Cora Olson, SDSUPD officer, believes that SDSU and the Brookings community are safe places, especially when compared to other metropolitan areas.

“The majority of students at SDSU are good … but it doesn’t mean that bad things can’t happen. Alcohol is a factor in a lot of crime, such as simple assault, sexual offenses, vandalism,” she said.

Olson warned that one misleading thing about the numbers on SDSUPD reports is that the incidents detailed are only those that have been reported or where SDSUPD has been directly involved.

“National statistics show that there are far more sexual assaults and rapes than those reported to authorities,” she said.

The officer said that oftentimes victims and attackers know each other and may even share friends, which is a deterrent to reporting an offense due to the fact that it could create a problem among a social circle.

“In general, I believe incidents happen more than what they’re reported, though that does not mean that this campus isn’t safe.”

Some of the trends on campus indicate that SDSUPD has “a busier schedule” during the two months prior to Hobo Day, said Olson. Nevertheless, the officer said this year has had less activity reported.

“For example, last year we had more reported attempted suicides and major incidents prior to Hobo Day than this year,” Olson said.

Jackrabbits seem to agree with both Olson and Rames in that SDSU is safe.

“I’d say this is a safe campus,” said Megan Knecht, a freshman undecided major. “I walk around campus at night a lot, and I don’t feel unprotected.”

However, Knecht did say that she thinks some areas need more lighting.

Brittany Hage, a senior English major said she has always felt safe at SDSU, though she always took precautions.

“The parking situation has made things a bit more precarious. You can’t just park anywhere, and sometimes you find yourself having to walk across dark areas,” she said.

As for the emergency call boxes, Hage did not consider them very useful because “this is a big campus, and you are not always sure where they are located or if they work.”

Courtney Woods, a freshman nursing major, would like to see more lights.

“For the most part I feel pretty safe on campus, but I’m the type of person who would like to have a few more light posts around campus,” she said.

Rames said she felt there is not a big problem with crime at SDSU, though she has taken into consideration input from the Students’ Association addressing the issue of insufficient lighting in parking lots and other areas on campus.

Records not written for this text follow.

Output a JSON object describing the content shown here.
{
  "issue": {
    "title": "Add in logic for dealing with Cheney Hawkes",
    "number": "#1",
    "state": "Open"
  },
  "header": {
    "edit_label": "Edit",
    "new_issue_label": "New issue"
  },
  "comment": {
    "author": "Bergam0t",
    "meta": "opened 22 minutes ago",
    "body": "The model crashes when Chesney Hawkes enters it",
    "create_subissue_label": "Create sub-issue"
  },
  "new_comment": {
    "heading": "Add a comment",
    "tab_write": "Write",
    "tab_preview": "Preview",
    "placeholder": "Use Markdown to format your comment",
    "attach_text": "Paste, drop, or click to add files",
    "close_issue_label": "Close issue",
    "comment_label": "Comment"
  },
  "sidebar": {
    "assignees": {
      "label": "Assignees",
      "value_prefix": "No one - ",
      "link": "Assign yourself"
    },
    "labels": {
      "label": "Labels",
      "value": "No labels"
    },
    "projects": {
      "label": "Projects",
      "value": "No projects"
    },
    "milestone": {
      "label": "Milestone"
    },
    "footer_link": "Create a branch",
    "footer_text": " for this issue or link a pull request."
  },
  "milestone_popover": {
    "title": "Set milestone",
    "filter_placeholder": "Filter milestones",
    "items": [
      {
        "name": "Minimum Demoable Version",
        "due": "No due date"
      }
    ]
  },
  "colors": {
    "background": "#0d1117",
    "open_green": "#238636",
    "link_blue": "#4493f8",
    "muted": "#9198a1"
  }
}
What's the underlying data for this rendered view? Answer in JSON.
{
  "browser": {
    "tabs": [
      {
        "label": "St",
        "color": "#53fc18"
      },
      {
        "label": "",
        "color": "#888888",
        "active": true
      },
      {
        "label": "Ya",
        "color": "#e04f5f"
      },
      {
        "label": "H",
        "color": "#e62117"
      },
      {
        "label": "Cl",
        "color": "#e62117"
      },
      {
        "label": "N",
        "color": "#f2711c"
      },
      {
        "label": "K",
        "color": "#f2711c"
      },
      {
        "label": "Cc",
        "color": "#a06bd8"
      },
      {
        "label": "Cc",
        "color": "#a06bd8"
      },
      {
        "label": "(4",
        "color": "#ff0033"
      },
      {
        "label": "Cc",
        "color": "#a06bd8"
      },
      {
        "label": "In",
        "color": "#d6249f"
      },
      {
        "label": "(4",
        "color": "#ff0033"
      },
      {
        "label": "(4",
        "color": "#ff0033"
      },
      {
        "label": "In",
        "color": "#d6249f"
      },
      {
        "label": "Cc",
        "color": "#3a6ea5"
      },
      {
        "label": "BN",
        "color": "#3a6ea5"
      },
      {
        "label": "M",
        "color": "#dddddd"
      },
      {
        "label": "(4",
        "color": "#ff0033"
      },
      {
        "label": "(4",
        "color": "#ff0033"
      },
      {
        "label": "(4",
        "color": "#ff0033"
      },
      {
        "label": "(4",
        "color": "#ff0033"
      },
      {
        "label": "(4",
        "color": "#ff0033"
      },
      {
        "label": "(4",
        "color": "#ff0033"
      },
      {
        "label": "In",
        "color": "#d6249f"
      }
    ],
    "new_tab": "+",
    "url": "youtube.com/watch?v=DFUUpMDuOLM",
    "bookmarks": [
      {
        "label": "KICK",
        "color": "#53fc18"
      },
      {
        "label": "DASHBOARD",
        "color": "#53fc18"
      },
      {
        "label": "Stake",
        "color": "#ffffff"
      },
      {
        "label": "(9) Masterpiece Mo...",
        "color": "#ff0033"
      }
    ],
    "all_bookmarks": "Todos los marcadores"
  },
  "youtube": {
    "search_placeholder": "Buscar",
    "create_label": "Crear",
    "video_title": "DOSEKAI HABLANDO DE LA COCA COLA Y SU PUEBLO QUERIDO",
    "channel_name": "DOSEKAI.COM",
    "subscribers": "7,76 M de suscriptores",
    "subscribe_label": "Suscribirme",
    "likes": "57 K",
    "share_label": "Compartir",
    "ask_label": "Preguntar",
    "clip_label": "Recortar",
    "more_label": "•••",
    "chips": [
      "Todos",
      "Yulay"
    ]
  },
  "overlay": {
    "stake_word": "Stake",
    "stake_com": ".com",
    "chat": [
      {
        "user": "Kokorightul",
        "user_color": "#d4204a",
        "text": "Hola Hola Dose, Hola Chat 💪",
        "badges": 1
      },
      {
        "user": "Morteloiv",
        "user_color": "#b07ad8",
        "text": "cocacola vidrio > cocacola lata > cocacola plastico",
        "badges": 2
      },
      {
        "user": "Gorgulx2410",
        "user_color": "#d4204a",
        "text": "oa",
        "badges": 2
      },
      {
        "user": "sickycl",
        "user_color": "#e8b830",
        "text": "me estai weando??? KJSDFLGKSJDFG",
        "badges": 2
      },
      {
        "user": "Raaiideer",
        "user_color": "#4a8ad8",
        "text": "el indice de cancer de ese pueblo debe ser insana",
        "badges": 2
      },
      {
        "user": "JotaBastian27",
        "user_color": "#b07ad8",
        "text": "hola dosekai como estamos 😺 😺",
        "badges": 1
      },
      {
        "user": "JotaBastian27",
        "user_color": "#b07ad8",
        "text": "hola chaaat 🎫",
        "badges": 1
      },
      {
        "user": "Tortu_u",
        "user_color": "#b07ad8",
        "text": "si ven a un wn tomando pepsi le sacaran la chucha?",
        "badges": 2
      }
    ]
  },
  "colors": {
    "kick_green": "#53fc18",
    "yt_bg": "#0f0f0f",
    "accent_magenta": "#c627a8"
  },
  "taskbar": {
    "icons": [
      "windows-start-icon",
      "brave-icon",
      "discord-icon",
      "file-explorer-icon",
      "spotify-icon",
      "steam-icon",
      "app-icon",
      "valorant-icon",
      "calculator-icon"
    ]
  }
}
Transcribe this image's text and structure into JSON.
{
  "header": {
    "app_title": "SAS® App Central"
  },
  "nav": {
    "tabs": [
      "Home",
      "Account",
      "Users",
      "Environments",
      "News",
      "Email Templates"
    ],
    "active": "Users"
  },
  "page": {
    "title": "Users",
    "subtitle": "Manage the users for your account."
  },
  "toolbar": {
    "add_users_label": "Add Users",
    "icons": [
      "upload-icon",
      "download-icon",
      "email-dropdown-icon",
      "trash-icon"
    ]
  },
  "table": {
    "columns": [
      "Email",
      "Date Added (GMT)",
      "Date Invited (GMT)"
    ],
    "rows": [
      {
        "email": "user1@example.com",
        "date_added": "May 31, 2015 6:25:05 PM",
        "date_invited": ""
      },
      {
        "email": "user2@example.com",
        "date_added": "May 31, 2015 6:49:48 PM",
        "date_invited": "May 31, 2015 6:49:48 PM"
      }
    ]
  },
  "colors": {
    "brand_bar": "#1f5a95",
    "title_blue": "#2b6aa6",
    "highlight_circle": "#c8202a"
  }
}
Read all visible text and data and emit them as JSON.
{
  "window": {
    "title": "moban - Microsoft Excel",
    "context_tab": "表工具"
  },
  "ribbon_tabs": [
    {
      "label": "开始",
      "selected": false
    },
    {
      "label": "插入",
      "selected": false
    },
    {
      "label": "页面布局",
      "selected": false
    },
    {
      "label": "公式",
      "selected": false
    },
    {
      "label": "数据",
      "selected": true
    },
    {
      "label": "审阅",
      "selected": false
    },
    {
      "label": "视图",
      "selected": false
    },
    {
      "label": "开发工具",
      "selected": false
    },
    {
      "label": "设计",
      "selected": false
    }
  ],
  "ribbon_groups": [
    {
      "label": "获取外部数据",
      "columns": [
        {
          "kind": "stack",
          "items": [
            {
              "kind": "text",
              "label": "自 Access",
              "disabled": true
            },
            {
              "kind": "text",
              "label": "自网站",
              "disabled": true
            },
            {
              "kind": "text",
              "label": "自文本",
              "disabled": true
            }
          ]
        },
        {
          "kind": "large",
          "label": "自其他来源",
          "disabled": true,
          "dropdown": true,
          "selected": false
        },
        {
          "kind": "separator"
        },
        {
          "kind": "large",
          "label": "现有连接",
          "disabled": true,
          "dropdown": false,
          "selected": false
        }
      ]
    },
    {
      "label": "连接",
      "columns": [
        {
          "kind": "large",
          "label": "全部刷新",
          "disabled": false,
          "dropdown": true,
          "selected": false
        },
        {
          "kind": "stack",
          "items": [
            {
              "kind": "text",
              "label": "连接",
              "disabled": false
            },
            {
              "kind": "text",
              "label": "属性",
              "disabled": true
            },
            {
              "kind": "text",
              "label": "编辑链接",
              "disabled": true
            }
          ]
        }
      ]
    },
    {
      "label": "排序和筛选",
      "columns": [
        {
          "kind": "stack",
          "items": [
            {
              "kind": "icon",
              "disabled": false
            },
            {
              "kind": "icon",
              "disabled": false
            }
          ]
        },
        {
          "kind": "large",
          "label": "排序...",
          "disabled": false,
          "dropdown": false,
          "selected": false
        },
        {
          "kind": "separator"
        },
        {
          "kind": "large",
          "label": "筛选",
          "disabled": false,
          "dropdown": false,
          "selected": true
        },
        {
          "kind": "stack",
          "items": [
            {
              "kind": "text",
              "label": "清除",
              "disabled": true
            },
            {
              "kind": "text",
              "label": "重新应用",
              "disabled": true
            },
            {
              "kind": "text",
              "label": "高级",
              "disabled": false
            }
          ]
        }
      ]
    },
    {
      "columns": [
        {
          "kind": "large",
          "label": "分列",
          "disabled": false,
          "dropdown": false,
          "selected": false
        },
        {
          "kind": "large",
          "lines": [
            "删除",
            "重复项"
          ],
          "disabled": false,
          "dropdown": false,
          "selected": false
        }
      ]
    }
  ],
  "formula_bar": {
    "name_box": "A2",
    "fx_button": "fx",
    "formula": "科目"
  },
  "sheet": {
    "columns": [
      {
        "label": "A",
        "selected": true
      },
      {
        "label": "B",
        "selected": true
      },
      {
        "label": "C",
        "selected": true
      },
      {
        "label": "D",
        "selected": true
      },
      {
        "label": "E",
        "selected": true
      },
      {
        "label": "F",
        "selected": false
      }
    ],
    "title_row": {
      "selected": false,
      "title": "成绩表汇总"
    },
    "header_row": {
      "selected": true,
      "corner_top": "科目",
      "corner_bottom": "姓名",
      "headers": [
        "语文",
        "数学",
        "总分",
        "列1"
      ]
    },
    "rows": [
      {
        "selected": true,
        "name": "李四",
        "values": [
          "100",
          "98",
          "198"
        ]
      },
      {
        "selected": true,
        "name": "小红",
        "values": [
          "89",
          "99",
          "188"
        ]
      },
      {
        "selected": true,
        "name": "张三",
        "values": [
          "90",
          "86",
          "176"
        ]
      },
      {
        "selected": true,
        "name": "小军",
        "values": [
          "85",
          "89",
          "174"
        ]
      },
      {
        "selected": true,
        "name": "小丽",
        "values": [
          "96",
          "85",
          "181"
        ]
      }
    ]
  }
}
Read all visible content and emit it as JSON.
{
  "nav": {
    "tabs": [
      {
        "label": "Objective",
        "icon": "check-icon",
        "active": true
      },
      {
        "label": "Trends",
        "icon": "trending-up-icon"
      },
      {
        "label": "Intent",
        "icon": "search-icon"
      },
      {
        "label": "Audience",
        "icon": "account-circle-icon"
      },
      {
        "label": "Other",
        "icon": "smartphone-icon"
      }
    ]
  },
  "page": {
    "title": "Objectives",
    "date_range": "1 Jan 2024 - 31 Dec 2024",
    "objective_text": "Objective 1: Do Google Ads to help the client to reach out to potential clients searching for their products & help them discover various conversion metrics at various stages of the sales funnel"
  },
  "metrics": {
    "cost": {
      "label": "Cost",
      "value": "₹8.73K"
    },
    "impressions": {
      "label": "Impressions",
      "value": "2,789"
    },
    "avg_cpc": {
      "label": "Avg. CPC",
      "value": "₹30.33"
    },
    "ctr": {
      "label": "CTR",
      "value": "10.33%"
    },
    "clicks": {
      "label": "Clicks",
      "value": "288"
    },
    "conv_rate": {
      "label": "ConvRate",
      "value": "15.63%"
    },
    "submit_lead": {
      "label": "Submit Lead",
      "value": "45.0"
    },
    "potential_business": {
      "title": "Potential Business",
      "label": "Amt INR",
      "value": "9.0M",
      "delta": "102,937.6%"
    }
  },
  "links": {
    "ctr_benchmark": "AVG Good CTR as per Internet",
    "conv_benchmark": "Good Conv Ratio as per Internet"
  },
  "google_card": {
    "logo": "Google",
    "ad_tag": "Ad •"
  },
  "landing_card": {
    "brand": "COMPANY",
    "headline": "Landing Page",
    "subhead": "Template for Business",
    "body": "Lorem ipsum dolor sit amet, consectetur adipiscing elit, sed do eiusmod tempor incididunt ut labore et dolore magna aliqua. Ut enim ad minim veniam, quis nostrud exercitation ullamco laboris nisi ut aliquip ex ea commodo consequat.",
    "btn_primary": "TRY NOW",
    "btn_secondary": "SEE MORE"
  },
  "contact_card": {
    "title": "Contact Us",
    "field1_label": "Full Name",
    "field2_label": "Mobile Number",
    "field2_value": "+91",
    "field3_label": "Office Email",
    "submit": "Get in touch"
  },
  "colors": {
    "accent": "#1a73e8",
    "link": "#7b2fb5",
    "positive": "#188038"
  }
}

“Keeping the campus lit, making sure the call boxes are functioning, working with UPD so they’re on call when needed, working with residential hall staff on any incidents, looking at foliage to make sure it’s not blocking windows … we are constantly monitoring these things,” she said.

“We have a very good student body. I think we have a safe campus. But, can we get better and make sure it continues being safe? I think that’s our goal,” Rames said.